By: Christopher McCune
St. John’s Law Student
American Bankruptcy Institute Law Review Staff
Recently, in In the Matter of Willis, the Bankruptcy Court for the Western District of Wisconsin decided that under section 522(b)(3) of the Bankruptcy Code, a debtor must be domiciled in a given state at the time of filing a bankruptcy petition in order to access—or be bound by—that state’s exemption laws. In Willis, the debtors claimed the federal exemptions in their bankruptcy petitions, rather than attempting to assert any state exemptions.
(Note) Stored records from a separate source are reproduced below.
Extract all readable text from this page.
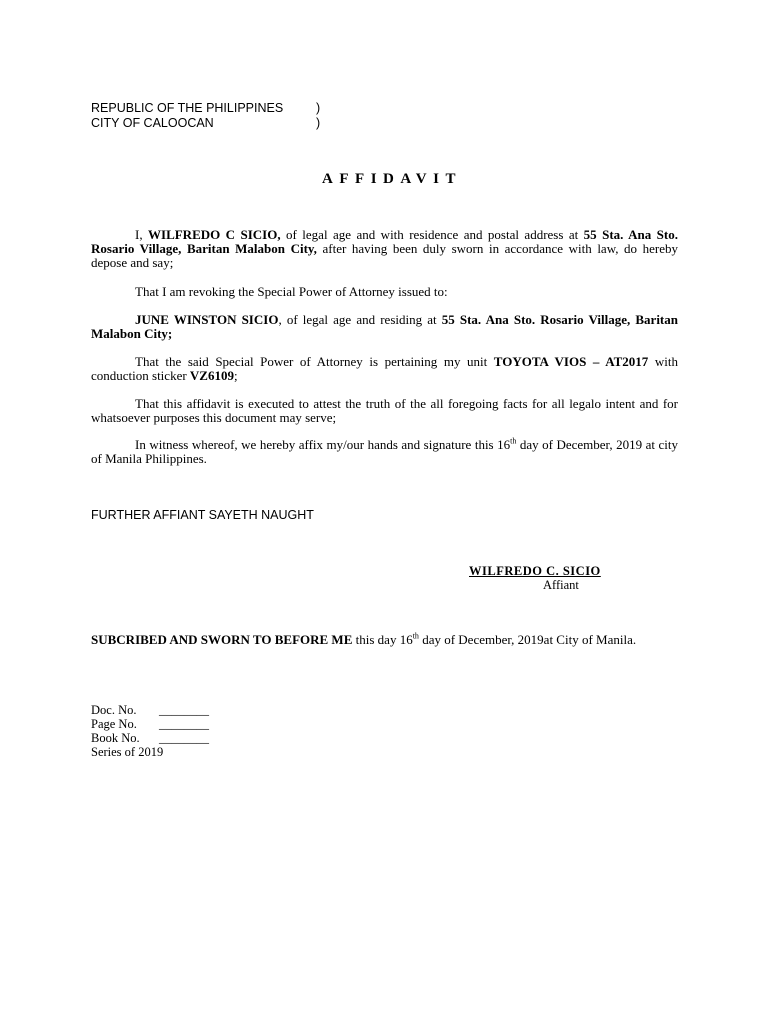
REPUBLIC OF THE PHILIPPINES	)
CITY OF CALOOCAN	)
AFFIDAVIT

I, WILFREDO C SICIO, of legal age and with residence and postal address at 55 Sta. Ana Sto. Rosario Village, Baritan Malabon City, after having been duly sworn in accordance with law, do hereby depose and say;

That I am revoking the Special Power of Attorney issued to:

JUNE WINSTON SICIO, of legal age and residing at 55 Sta. Ana Sto. Rosario Village, Baritan Malabon City;

That the said Special Power of Attorney is pertaining my unit TOYOTA VIOS – AT2017 with conduction sticker VZ6109;

That this affidavit is executed to attest the truth of the all foregoing facts for all legalo intent and for whatsoever purposes this document may serve;

In witness whereof, we hereby affix my/our hands and signature this 16th day of December, 2019 at city of Manila Philippines.

FURTHER AFFIANT SAYETH NAUGHT
WILFREDO C. SICIO
Affiant

SUBCRIBED AND SWORN TO BEFORE ME this day 16th day of December, 2019at City of Manila.

Doc. No. ________
Page No. ________
Book No. ________
Series of 2019
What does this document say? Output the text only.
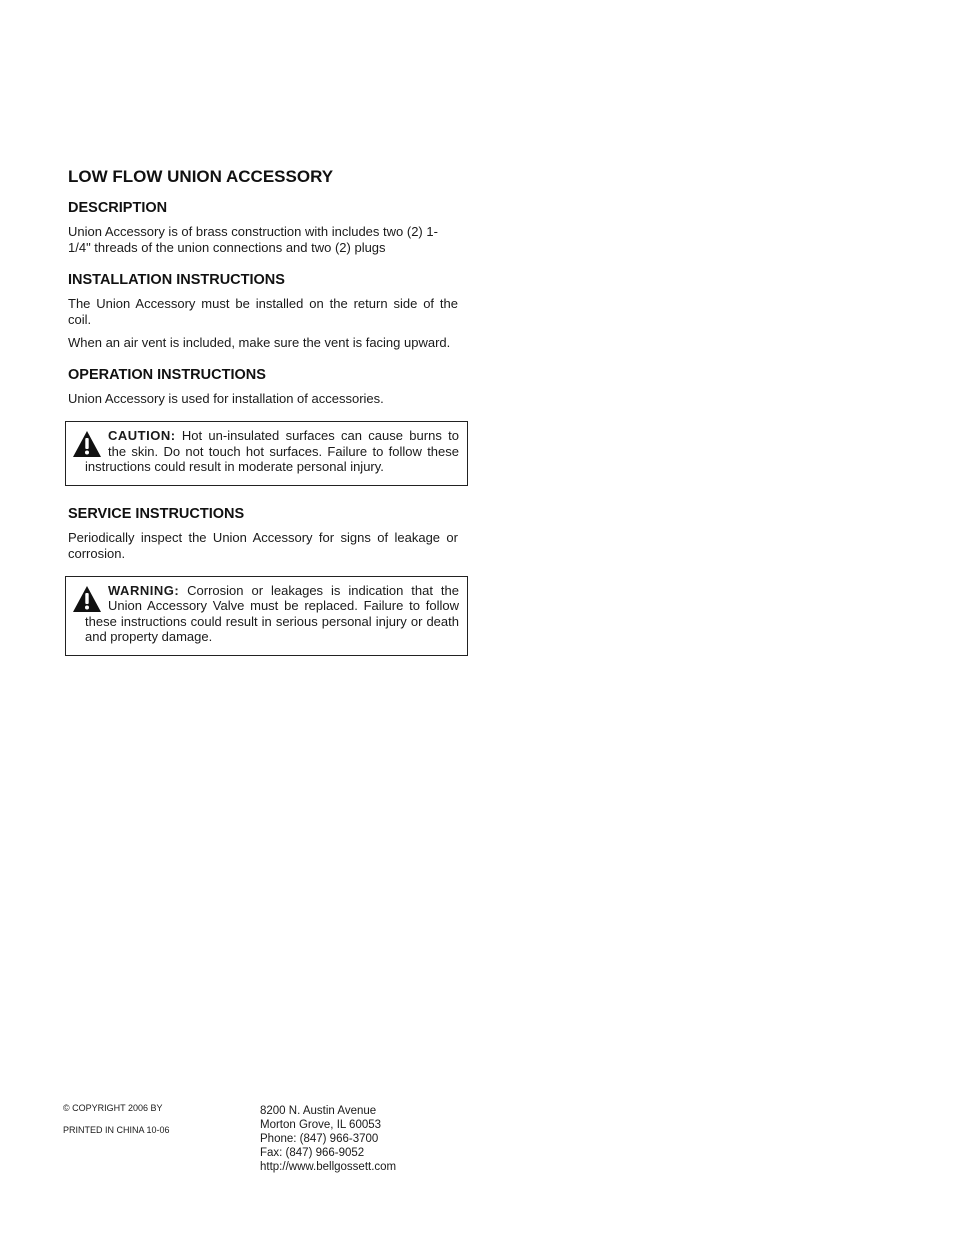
LOW FLOW UNION ACCESSORY
DESCRIPTION

Union Accessory is of brass construction with includes two (2) 1-1/4" threads of the union connections and two (2) plugs

INSTALLATION INSTRUCTIONS

The Union Accessory must be installed on the return side of the coil.

When an air vent is included, make sure the vent is facing upward.

OPERATION INSTRUCTIONS

Union Accessory is used for installation of accessories.

CAUTION: Hot un-insulated surfaces can cause burns to the skin. Do not touch hot surfaces. Failure to follow these instructions could result in moderate personal injury.

SERVICE INSTRUCTIONS

Periodically inspect the Union Accessory for signs of leakage or corrosion.

WARNING: Corrosion or leakages is indication that the Union Accessory Valve must be replaced. Failure to follow these instructions could result in serious personal injury or death and property damage.

© COPYRIGHT 2006 BY
PRINTED IN CHINA 10-06
8200 N. Austin Avenue
Morton Grove, IL 60053
Phone: (847) 966-3700
Fax: (847) 966-9052
http://www.bellgossett.com
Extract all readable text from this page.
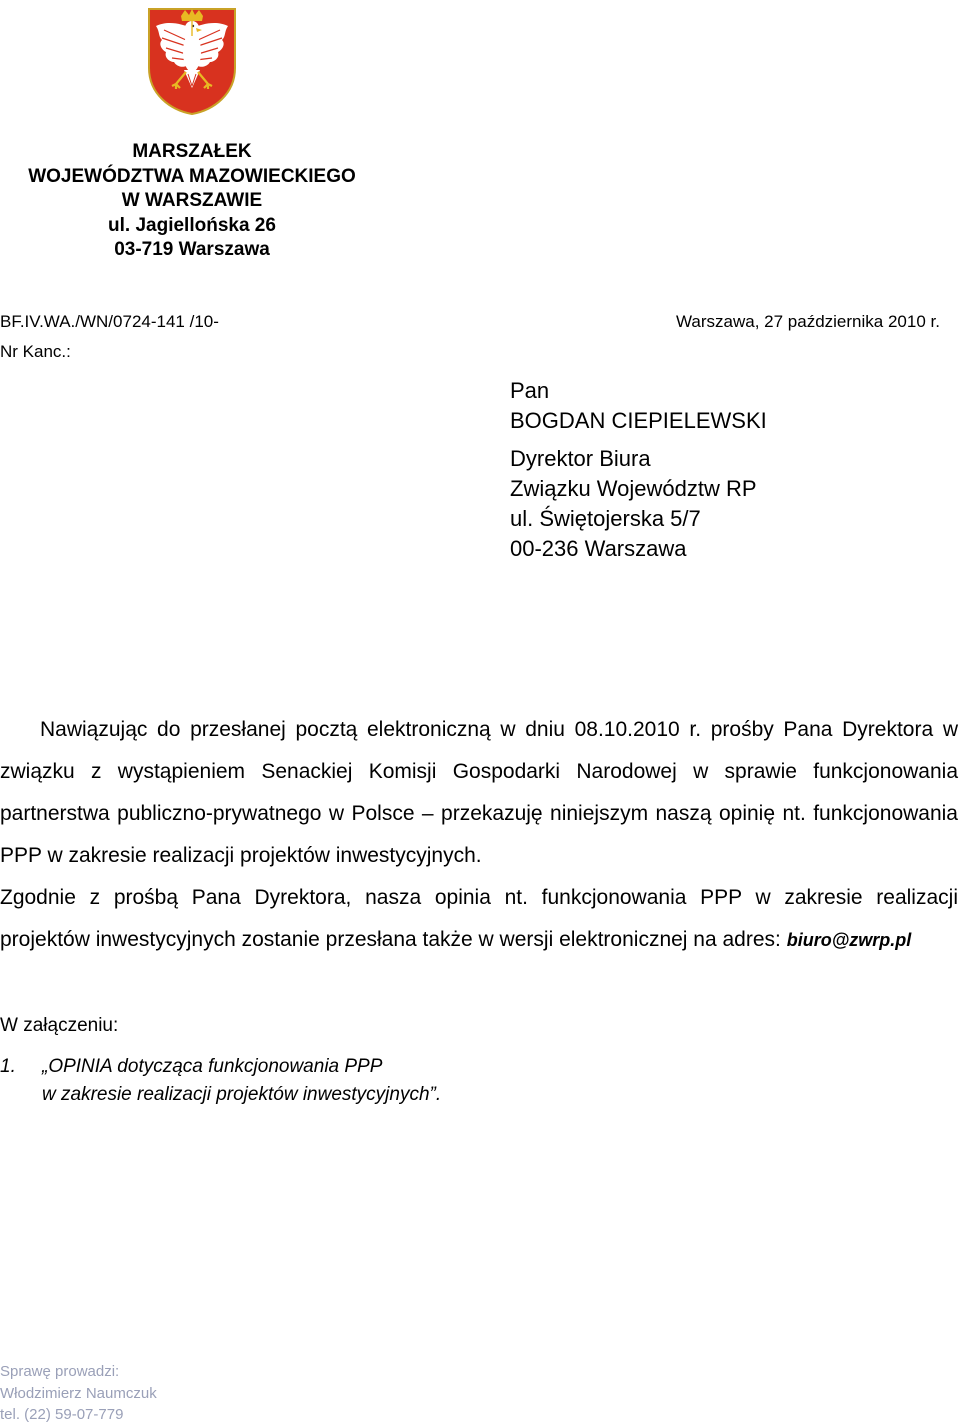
MARSZAŁEK
WOJEWÓDZTWA MAZOWIECKIEGO
W WARSZAWIE
ul. Jagiellońska 26
03-719 Warszawa
BF.IV.WA./WN/0724-141 /10-	Warszawa, 27 października 2010 r.
Nr Kanc.:
Pan
BOGDAN CIEPIELEWSKI
Dyrektor Biura
Związku Województw RP
ul. Świętojerska 5/7
00-236 Warszawa

Nawiązując do przesłanej pocztą elektroniczną w dniu 08.10.2010 r. prośby Pana Dyrektora w związku z wystąpieniem Senackiej Komisji Gospodarki Narodowej w sprawie funkcjonowania partnerstwa publiczno-prywatnego w Polsce – przekazuję niniejszym naszą opinię nt. funkcjonowania PPP w zakresie realizacji projektów inwestycyjnych.

Zgodnie z prośbą Pana Dyrektora, nasza opinia nt. funkcjonowania PPP w zakresie realizacji projektów inwestycyjnych zostanie przesłana także w wersji elektronicznej na adres: biuro@zwrp.pl

W załączeniu:
1. „OPINIA dotycząca funkcjonowania PPP
w zakresie realizacji projektów inwestycyjnych”.
Sprawę prowadzi:
Włodzimierz Naumczuk
tel. (22) 59-07-779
The debtors resided in two different states during the 730-day period immediately preceding the filing of their bankruptcy petitions; they were domiciled in Illinois first, and then moved to Wisconsin. Going back further, the debtors were domiciled solely in Illinois (an “opt out” state) during the 180 days prior to the aforementioned 730-day period. However, the debtor’s were domiciled in Wisconsin at the time that they filed their petitions. Due to that fact, the court ruled that Illinois’ exemption laws did not apply, notwithstanding all of the time the debtors spent domiciled there. However, since the debtors also had not been domiciled in Wisconsin for the requisite number of days prior to filing the petition, they also could not invoke the state exemption laws of their current residence, even if they wished to. Faced with no applicable state law exemptions, the Willis court found that the debtors were therefore necessarily entitled to claim the federal exemptions.